あまりにもショックで、すぐに市に問い合わせると、芯が腐り始め倒木の危険があり切ったとの話だった。
『常盤坂の景観上とても大事な街路樹だから必ずまた植えて下さい』とお願いして電話を置いた。
私にとってもこの街にとっても切っても切れない関係があるナナカマド。かつて大火が絶えなかった西部地区では延焼を抑えるのに道幅を広くしたり街路樹を防火帯として植えたり対策が加えられた。
ナナカマドは、7回カマドに入れても燃えにくいという理由と管理のしやすさからこの地域にも好んで植えられている。
私にとって4歳になったばかりの娘にも防火帯のナナカマドのように街や家を守り続けて欲しいとの想いから菜奈(ナナ)と名付けた。
すっかり今ではママを怒らせた時の防火帯として働いてくれる菜奈。
それは別としても、景観や歴史背景を守る為に、親としてもどうしてもこのナナカマドを守りたい。
市には頼んだものの、きっと植えには来ないんだろうな〜と疑心暗鬼だったが、つい先日新たなナナカマドを本当に植えに来てくれた。
函館市もやるな〜と素直に嬉しかった。
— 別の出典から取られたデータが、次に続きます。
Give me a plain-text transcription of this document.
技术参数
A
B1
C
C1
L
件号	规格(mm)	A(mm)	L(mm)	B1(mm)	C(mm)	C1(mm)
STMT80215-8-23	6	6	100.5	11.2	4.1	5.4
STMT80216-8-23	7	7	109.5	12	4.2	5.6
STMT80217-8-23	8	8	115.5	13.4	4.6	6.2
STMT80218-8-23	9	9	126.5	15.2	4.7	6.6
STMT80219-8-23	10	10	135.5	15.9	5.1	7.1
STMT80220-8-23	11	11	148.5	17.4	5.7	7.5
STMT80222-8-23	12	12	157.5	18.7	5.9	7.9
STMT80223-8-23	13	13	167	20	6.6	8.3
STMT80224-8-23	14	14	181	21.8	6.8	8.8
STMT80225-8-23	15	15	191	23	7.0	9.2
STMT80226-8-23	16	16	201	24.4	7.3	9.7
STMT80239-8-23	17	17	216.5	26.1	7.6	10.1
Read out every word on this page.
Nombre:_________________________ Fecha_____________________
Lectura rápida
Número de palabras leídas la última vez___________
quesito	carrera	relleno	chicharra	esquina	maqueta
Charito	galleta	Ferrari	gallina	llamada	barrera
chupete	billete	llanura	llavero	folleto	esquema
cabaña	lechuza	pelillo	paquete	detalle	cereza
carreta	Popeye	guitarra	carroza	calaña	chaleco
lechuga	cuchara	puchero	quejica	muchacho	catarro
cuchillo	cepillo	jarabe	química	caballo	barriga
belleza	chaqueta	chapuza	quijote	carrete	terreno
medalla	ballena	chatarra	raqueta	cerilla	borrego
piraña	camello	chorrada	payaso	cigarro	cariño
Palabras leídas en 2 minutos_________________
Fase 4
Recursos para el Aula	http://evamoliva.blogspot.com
そして来ていた植木屋さんによると樹齢も3〜4年との話。
ちょうど菜奈と同じ年のナナカマドが共に成長し、ここに根付いて行くと想うと感慨深い。
かつての日本では女の子が生まれたら、成長の早い「キリの木」を植え娘と共に大きくなったらその木で桐タンスを嫁ぐ際に持たせたようだが、さて菜奈が嫁ぐ際にナナカマドで何を贈ろう。変な妄想が膨らむ。